A partir de informações e documentos de requerentes de asilo e organizações não-governamentais (incluindo a AlarmPhone e a Aegen Boat Report) que actuam no Mediterrâneo, a Forensic Architecture e a Forensis (grupos que usam técnicas de arquitectura e diferentes tecnologias para investigar violações de direitos humanos) conseguiram geolocalizar e verificar provas de 1018 barcos deixados à deriva, organizando os dados numa plataforma aberta que será agora actualizada sempre que surgirem indícios de novos abandonos de pessoas no mar.

Segundo estudos anteriores, de ONG e de consórcios de media europeus, os requerentes de asilo são deixados em pequenos barcos insufláveis, rebocados até águas turcas e abandonados no mar, muitas vezes sem coletes salva-vidas, água ou alimentos.
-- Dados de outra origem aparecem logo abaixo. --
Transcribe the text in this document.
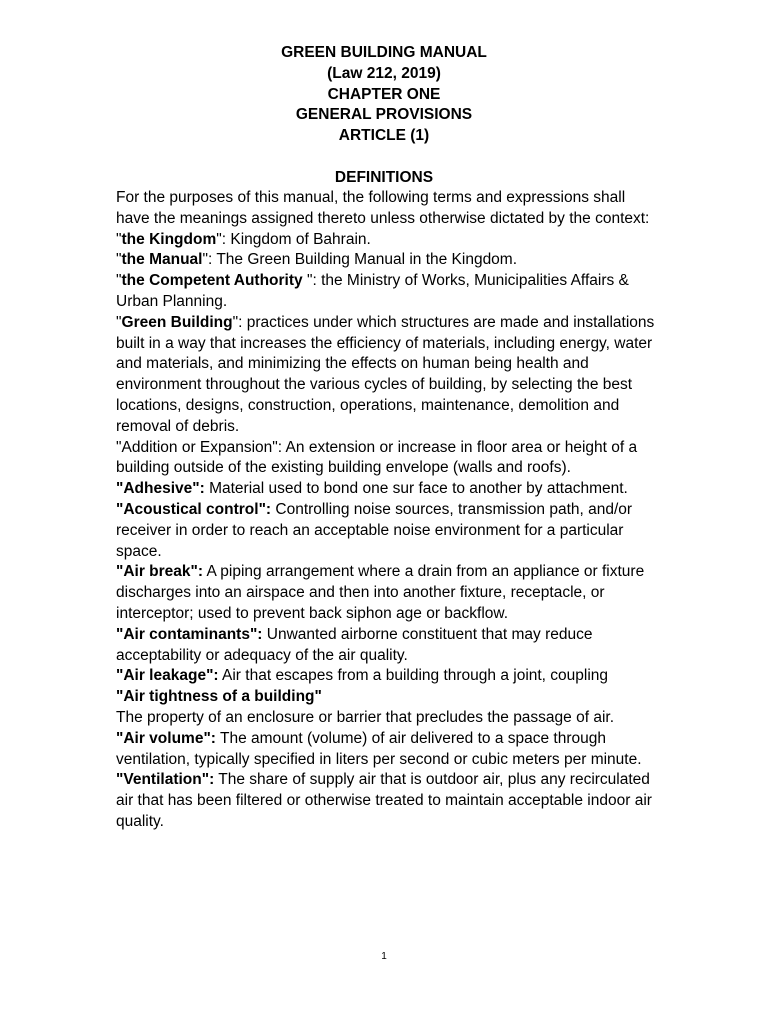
GREEN BUILDING MANUAL
(Law 212, 2019)
CHAPTER ONE
GENERAL PROVISIONS
ARTICLE (1)
DEFINITIONS

For the purposes of this manual, the following terms and expressions shall have the meanings assigned thereto unless otherwise dictated by the context:

"the Kingdom": Kingdom of Bahrain.

"the Manual": The Green Building Manual in the Kingdom.

"the Competent Authority ": the Ministry of Works, Municipalities Affairs & Urban Planning.

"Green Building": practices under which structures are made and installations built in a way that increases the efficiency of materials, including energy, water and materials, and minimizing the effects on human being health and environment throughout the various cycles of building, by selecting the best locations, designs, construction, operations, maintenance, demolition and removal of debris.

"Addition or Expansion": An extension or increase in floor area or height of a building outside of the existing building envelope (walls and roofs).

"Adhesive": Material used to bond one sur face to another by attachment.

"Acoustical control": Controlling noise sources, transmission path, and/or receiver in order to reach an acceptable noise environment for a particular space.

"Air break": A piping arrangement where a drain from an appliance or fixture discharges into an airspace and then into another fixture, receptacle, or interceptor; used to prevent back siphon age or backflow.

"Air contaminants": Unwanted airborne constituent that may reduce acceptability or adequacy of the air quality.

"Air leakage": Air that escapes from a building through a joint, coupling

"Air tightness of a building"

The property of an enclosure or barrier that precludes the passage of air.

"Air volume": The amount (volume) of air delivered to a space through ventilation, typically specified in liters per second or cubic meters per minute.

"Ventilation": The share of supply air that is outdoor air, plus any recirculated air that has been filtered or otherwise treated to maintain acceptable indoor air quality.

1
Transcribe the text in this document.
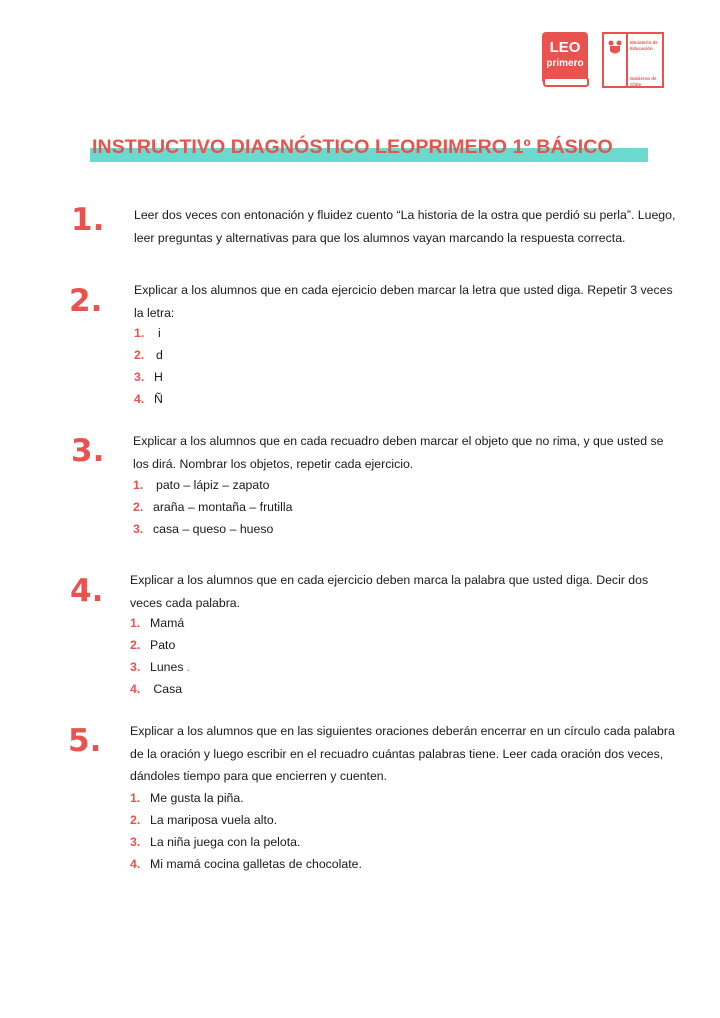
LEO
primero
Ministerio de
Educación
Gobierno de Chile
INSTRUCTIVO DIAGNÓSTICO LEOPRIMERO 1º BÁSICO
1. Leer dos veces con entonación y fluidez cuento “La historia de la ostra que perdió su perla”. Luego,
leer preguntas y alternativas para que los alumnos vayan marcando la respuesta correcta.
2.	Explicar a los alumnos que en cada ejercicio deben marcar la letra que usted diga. Repetir 3 veces
la letra:
1. i
2. d
3. H
4. Ñ
3. Explicar a los alumnos que en cada recuadro deben marcar el objeto que no rima, y que usted se
los dirá. Nombrar los objetos, repetir cada ejercicio.
1. pato – lápiz – zapato
2. araña – montaña – frutilla
3. casa – queso – hueso
4. Explicar a los alumnos que en cada ejercicio deben marca la palabra que usted diga. Decir dos
veces cada palabra.
1. Mamá
2. Pato
3. Lunes .
4. Casa
5. Explicar a los alumnos que en las siguientes oraciones deberán encerrar en un círculo cada palabra
de la oración y luego escribir en el recuadro cuántas palabras tiene. Leer cada oración dos veces,
dándoles tiempo para que encierren y cuenten.
1. Me gusta la piña.
2. La mariposa vuela alto.
3. La niña juega con la pelota.
4. Mi mamá cocina galletas de chocolate.
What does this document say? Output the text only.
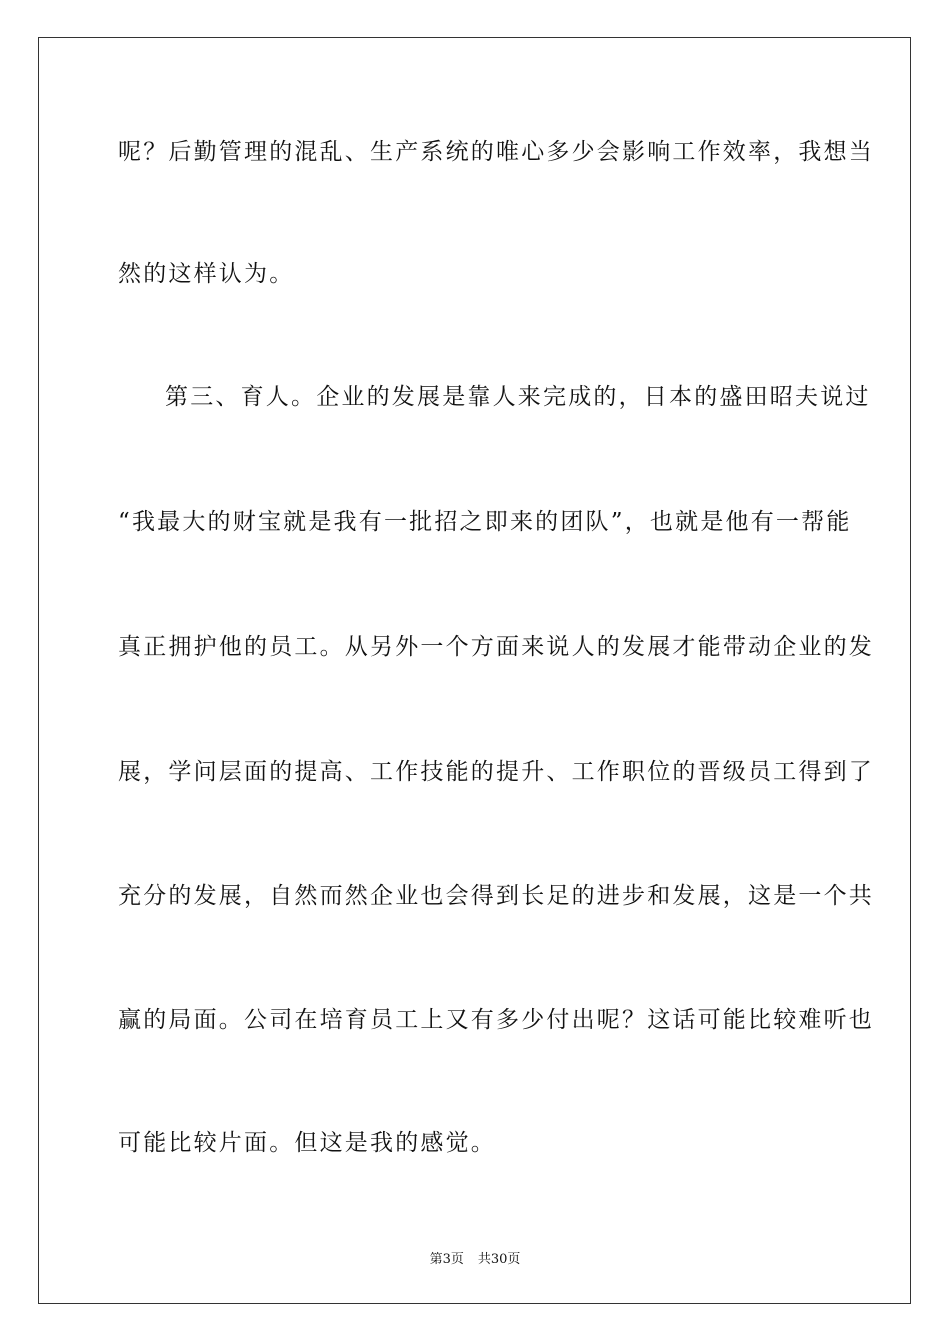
呢？后勤管理的混乱、生产系统的唯心多少会影响工作效率，我想当
然的这样认为。
第三、育人。企业的发展是靠人来完成的，日本的盛田昭夫说过
“我最大的财宝就是我有一批招之即来的团队”，也就是他有一帮能
真正拥护他的员工。从另外一个方面来说人的发展才能带动企业的发
展，学问层面的提高、工作技能的提升、工作职位的晋级员工得到了
充分的发展，自然而然企业也会得到长足的进步和发展，这是一个共
赢的局面。公司在培育员工上又有多少付出呢？这话可能比较难听也
可能比较片面。但这是我的感觉。
第3页 共30页
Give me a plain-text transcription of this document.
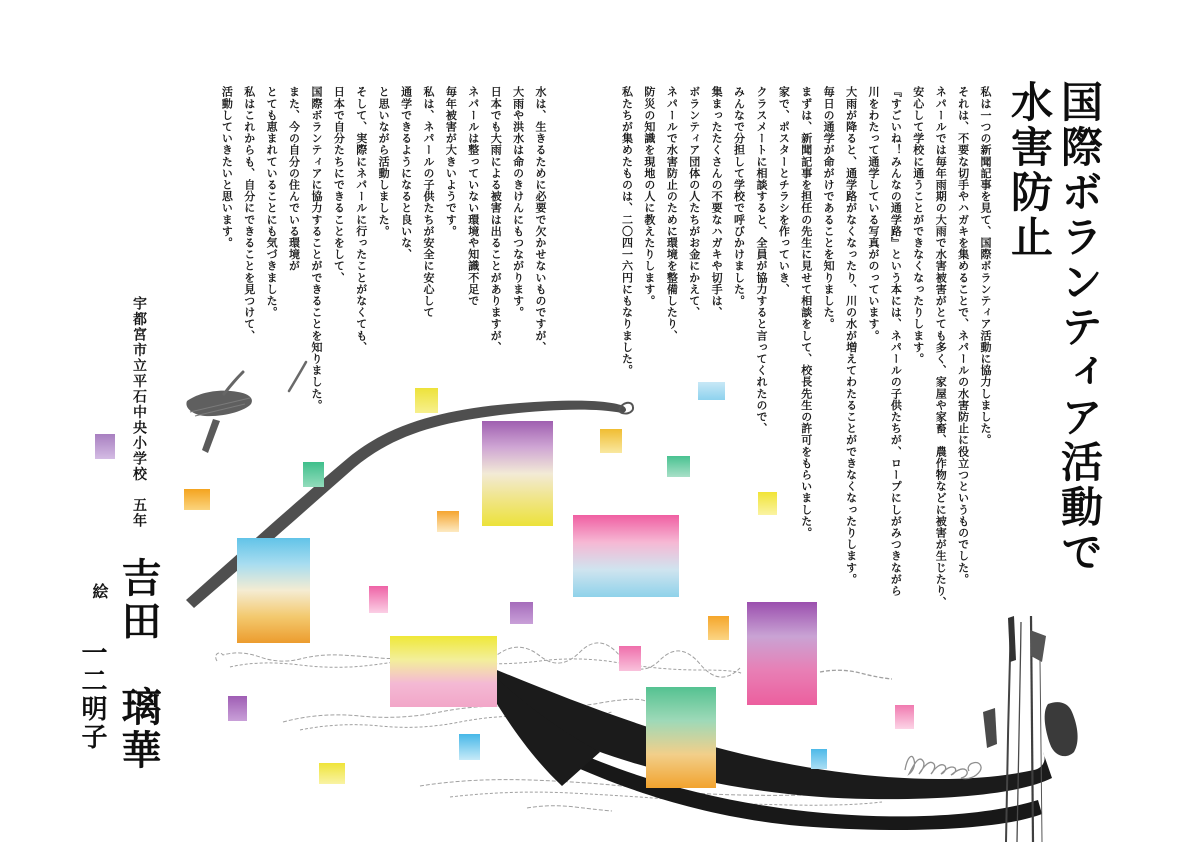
国際ボランティア活動で
水害防止
私は一つの新聞記事を見て、国際ボランティア活動に協力しました。
それは、不要な切手やハガキを集めることで、ネパールの水害防止に役立つというものでした。
ネパールでは毎年雨期の大雨で水害被害がとても多く、家屋や家畜、農作物などに被害が生じたり、
安心して学校に通うことができなくなったりします。
『すごいね！みんなの通学路』という本には、ネパールの子供たちが、ロープにしがみつきながら
川をわたって通学している写真がのっています。
大雨が降ると、通学路がなくなったり、川の水が増えてわたることができなくなったりします。
毎日の通学が命がけであることを知りました。
まずは、新聞記事を担任の先生に見せて相談をして、校長先生の許可をもらいました。
家で、ポスターとチラシを作っていき、
クラスメートに相談すると、全員が協力すると言ってくれたので、
みんなで分担して学校で呼びかけました。
集まったたくさんの不要なハガキや切手は、
ボランティア団体の人たちがお金にかえて、
ネパールで水害防止のために環境を整備したり、
防災の知識を現地の人に教えたりします。
私たちが集めたものは、二〇四一六円にもなりました。
水は、生きるために必要で欠かせないものですが、
大雨や洪水は命のきけんにもつながります。
日本でも大雨による被害は出ることがありますが、
ネパールは整っていない環境や知識不足で
毎年被害が大きいようです。
私は、ネパールの子供たちが安全に安心して
通学できるようになると良いな、
と思いながら活動しました。
そして、実際にネパールに行ったことがなくても、
日本で自分たちにできることをして、
国際ボランティアに協力することができることを知りました。
また、今の自分の住んでいる環境が
とても恵まれていることにも気づきました。
私はこれからも、自分にできることを見つけて、
活動していきたいと思います。
宇都宮市立平石中央小学校　五年
吉田　璃華
絵
一二明子
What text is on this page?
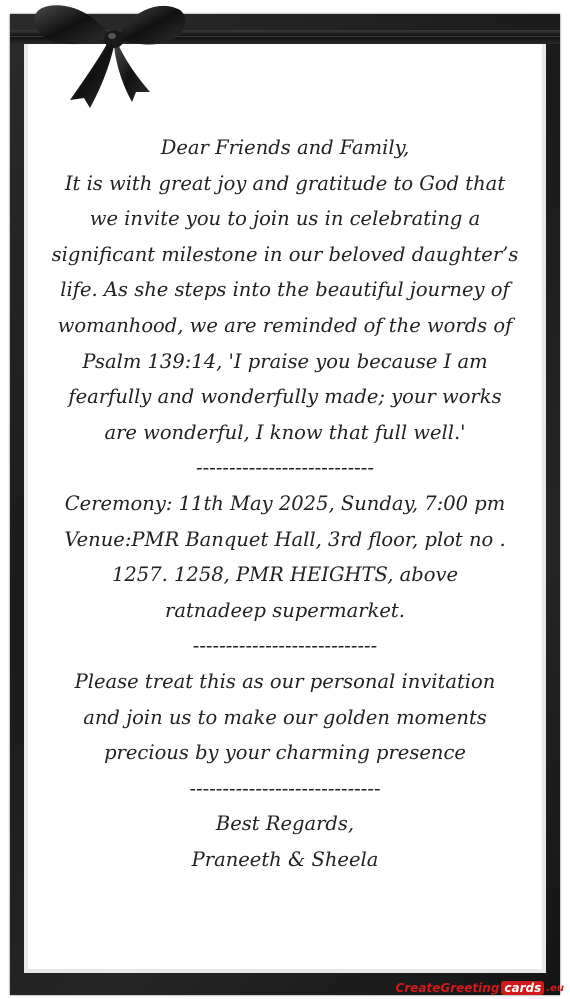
Dear Friends and Family,

It is with great joy and gratitude to God that

we invite you to join us in celebrating a

significant milestone in our beloved daughter’s

life. As she steps into the beautiful journey of

womanhood, we are reminded of the words of

Psalm 139:14, 'I praise you because I am

fearfully and wonderfully made; your works

are wonderful, I know that full well.'

---------------------------

Ceremony: 11th May 2025, Sunday, 7:00 pm

Venue:PMR Banquet Hall, 3rd floor, plot no .

1257. 1258, PMR HEIGHTS, above

ratnadeep supermarket.

----------------------------

Please treat this as our personal invitation

and join us to make our golden moments

precious by your charming presence

-----------------------------

Best Regards,

Praneeth & Sheela

CreateGreeting cards .eu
Este novo relatório identifica pelo menos 26 casos em que a Guarda Costeira grega atirou directamente as pessoas ao mar, sem coletes (em duas situações, as pessoas foram encontradas algemadas) e confirma o afogamento de onze pessoas (pelo menos outras quatro desapareceram).

Ao mesmo tempo, entre os 1018 incidentes registados, a maioria (378) aconteceram junto à ilha de Lesbos; em 16 casos, os requerentes de asilo foram interceptados já em águas gregas antes de serem levados para a fronteira e deixados à deriva; a Frontex esteve directamente envolvida em 122 casos e teve conhecimento de 417, que registou nos seus arquivos como “prevenções de entrada”.

“A cada empurrão de não europeus no Mediterrâneo, a Europa perde mais uma fibra da sua alma”, comentou Yanis Varoufakis, co-fundador do movimento pan-europeu DiEM25 (Democracy in Europe Movement 2025). Neste processo, sustenta o ex-ministro das Finanças grego, a Europa prepara-se para tratar “com maior desumanidade” os seus próprios cidadãos. “Nenhum europeu deve dormir descansado enquanto não europeus forem empurrados de volta para mares ameaçadores”, afirmou.

A Grécia tem negado sistematicamente estas práticas, apesar da existência de provas crescentes. O mesmo acontece com os responsáveis da Frontex: um grupo de trabalho criado pelo Parlamento Europeu para analisar a actuação da agência e as acusações de encobrimento de operações gregas não encontrou provas de envolvimento directo nestas devoluções mas concluiu que a agência falhou ao não investigar devidamente os relatos de práticas ilícitas e “não preveniu as violações nem reduziu o risco de futuras violações dos direitos fundamentais”.

Há quase dois anos, em Setembro de 2020, foi o próprio Alto Comissariado da ONU para os Refugiados a confirmar a existência de “cada vez mais relatos credíveis de que homens, mulheres e crianças têm sido devolvidos de forma informal à Turquia imediatamente depois de chegarem a solo grego ou às suas águas territoriais nos últimos meses”.

Para Milena Marin, chefe do Laboratório de Provas de Crise da Amnistia Internacional (que colaborou no estudo), com esta plataforma “a natureza sistemática e generalizada da prática mortal do drift-back é agora inegável”.

Segundo o DiEM25), a plataforma resultante da investigação, que contou ainda com contributos da Border Violence Monitoring Network, Bellingcat Global Authentication Project e Crisis Evidence Lab, para além do Digital Verification Corps da Amnistia, está já a “apoiar acções legais, monitorizações independentes” e outros relatórios, ao mesmo tempo que promove “exigências crescentes de responsabilização e apelos internacionais” contra o financiamento das guardas costeiras nacionais e da Frontex.